Radicalization and Cultural Influence
Carter said that living in Japan radicalized her and taught her to be a woman. In the 1960’s she established herself as one of the most promising young writers in England, but then she won the W. Somerset Maugham Award and used the prize money to go to Japan, partly to flee a disintegrating marriage. Carter lived at first with a Japanese lover and later alone. She remained in Japan from 1969 to 1972 and, while there, wrote “Flesh and the Mirror.”
Reality and Self-Reflection
The mirror reveals the games people play in their relationships. It leaves the narrator confronting reality itself. The knowledge is so disconcerting that she dresses and flees, but she is unable to escape what the mirror revealed.

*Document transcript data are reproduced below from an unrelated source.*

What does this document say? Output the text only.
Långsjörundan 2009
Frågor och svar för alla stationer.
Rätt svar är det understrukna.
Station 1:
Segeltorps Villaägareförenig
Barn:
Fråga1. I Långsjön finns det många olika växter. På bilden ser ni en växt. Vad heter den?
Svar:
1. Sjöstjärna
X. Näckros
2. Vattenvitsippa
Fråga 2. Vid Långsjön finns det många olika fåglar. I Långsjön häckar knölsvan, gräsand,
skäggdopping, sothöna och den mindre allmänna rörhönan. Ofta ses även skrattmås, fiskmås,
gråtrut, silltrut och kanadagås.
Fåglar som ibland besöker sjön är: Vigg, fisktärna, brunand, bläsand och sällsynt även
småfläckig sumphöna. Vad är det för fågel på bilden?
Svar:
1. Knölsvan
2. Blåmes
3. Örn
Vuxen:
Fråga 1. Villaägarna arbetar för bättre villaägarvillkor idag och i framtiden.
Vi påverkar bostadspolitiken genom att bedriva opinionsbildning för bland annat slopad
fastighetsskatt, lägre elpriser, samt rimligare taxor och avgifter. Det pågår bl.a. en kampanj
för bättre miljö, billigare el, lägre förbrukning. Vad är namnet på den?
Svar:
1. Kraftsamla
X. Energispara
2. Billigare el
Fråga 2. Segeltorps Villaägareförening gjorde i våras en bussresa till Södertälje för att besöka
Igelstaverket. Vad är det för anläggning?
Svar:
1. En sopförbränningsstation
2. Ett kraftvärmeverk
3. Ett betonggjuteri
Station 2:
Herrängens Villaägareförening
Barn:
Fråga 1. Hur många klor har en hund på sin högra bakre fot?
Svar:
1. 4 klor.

Deconstruction of Female Archetypes
When Carter died at age fifty-one, many admirers wanted to portray her as a mischievous good witch, as a fairy godmother, or as an earth mother. Carter would have none of that in her own life. She regarded all mythical versions of women from the virgin to the healing mother as, she said, consolatory nonsense. In “Flesh and the Mirror” she examines and laughs at the woman as victim, the woman blinded by romantic love, hysterical with showy passion. That is a traditional character, one that Carter deconstructs by turning her raucous laughter on herself, in the person of the narrator. Carter has been called a cultural saboteur, which is an accurate description of the role she plays in this story.